大阪府が過去最大の3兆9216億円予算案を発表、万博遺産活用で成長加速へ
大阪府は18日、2026年度一般会計当初予算案として過去最大規模となる3兆9216億円を発表しました。この予算案は、2025年大阪・関西万博の遺産(レガシー)を活用した成長産業の創出や都市魅力の向上に重点を置きつつ、物価高対策を通じて府民生活や事業者の活動を下支えする内容となっています。予算案は24日に開会する府議会に提出される予定です。
吉村知事が「副首都実現加速予算」と命名、万博レガシーを成長の起爆剤に
吉村洋文知事は18日の記者会見で、今回の予算案を「副首都実現加速予算」と命名し、「万博を機にビジネスや文化、外交分野で多くの世界との交流が生まれた。
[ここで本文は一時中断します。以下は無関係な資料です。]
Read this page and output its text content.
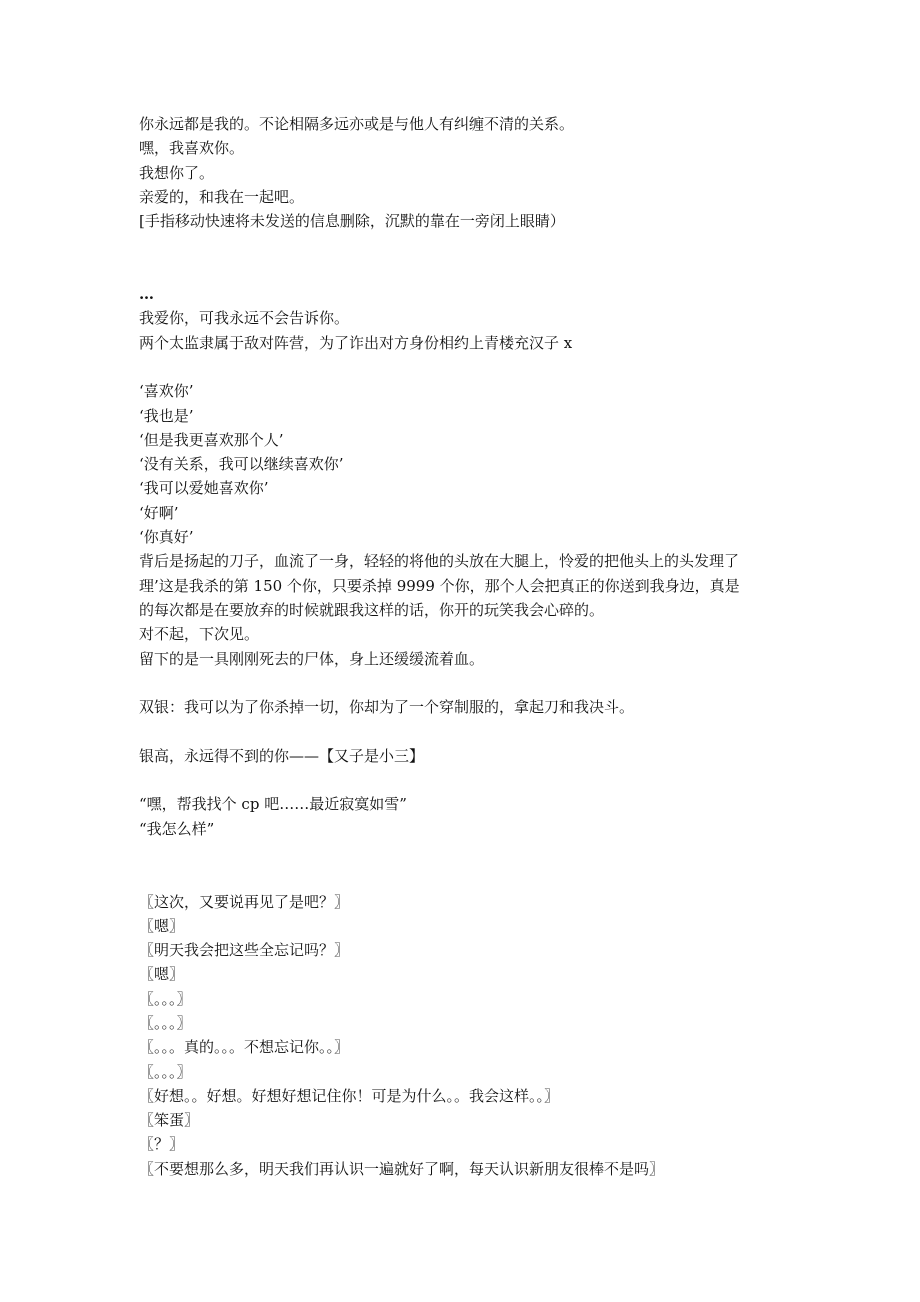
你永远都是我的。不论相隔多远亦或是与他人有纠缠不清的关系。
嘿，我喜欢你。
我想你了。
亲爱的，和我在一起吧。
[手指移动快速将未发送的信息删除，沉默的靠在一旁闭上眼睛）
…
我爱你，可我永远不会告诉你。
两个太监隶属于敌对阵营，为了诈出对方身份相约上青楼充汉子 x
‘喜欢你’
‘我也是’
‘但是我更喜欢那个人’
‘没有关系，我可以继续喜欢你’
‘我可以爱她喜欢你’
‘好啊’
‘你真好’
背后是扬起的刀子，血流了一身，轻轻的将他的头放在大腿上，怜爱的把他头上的头发理了
理’这是我杀的第 150 个你，只要杀掉 9999 个你，那个人会把真正的你送到我身边，真是
的每次都是在要放弃的时候就跟我这样的话，你开的玩笑我会心碎的。
对不起，下次见。
留下的是一具刚刚死去的尸体，身上还缓缓流着血。
双银：我可以为了你杀掉一切，你却为了一个穿制服的，拿起刀和我决斗。
银高，永远得不到的你——【又子是小三】
“嘿，帮我找个 cp 吧……最近寂寞如雪”
“我怎么样”
〖这次，又要说再见了是吧？〗
〖嗯〗
〖明天我会把这些全忘记吗？〗
〖嗯〗
〖。。。〗
〖。。。〗
〖。。。真的。。。不想忘记你。。〗
〖。。。〗
〖好想。。好想。好想好想记住你！可是为什么。。我会这样。。〗
〖笨蛋〗
〖？〗
〖不要想那么多，明天我们再认识一遍就好了啊，每天认识新朋友很棒不是吗〗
このレガシーを生かし、さらなる飛躍につなげたい」と述べました。産業分野では、万博で披露された新技術の商用化に向けた海外企業とのビジネス交流促進に1億1500万円、「人間洗濯機」など介護現場での新技術導入支援に19億4100万円を計上しています。
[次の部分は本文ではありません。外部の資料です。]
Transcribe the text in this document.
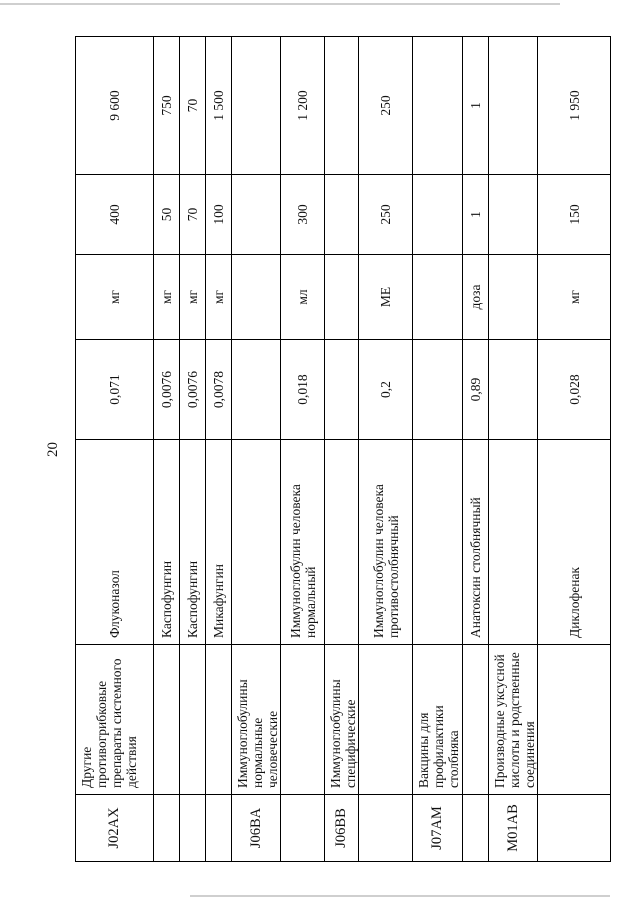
20
J02AX	Другие противогрибковые препараты системного действия	Флуконазол	0,071	мг	400	9 600
		Каспофунгин	0,0076	мг	50	750
		Каспофунгин	0,0076	мг	70	70
		Микафунгин	0,0078	мг	100	1 500
J06BA	Иммуноглобулины нормальные человеческие					
		Иммуноглобулин человека нормальный	0,018	мл	300	1 200
J06BB	Иммуноглобулины специфические					
		Иммуноглобулин человека противостолбнячный	0,2	МЕ	250	250
J07AM	Вакцины для профилактики столбняка					
		Анатоксин столбнячный	0,89	доза	1	1
M01AB	Производные уксусной кислоты и родственные соединения					
		Диклофенак	0,028	мг	150	1 950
観光公害対策や物価高対策にも重点、中小企業支援を強化
訪日客の受け入れに伴うオーバーツーリズム(観光公害)対策として、ゴミ処理や清掃を担う市町村への支援に計10億円を充てました。物価高対策には103億9100万円を計上し、中小企業に対して賃上げの原資確保に向けた補助金の支給や、販路開拓のための商談会出展支援を実施します。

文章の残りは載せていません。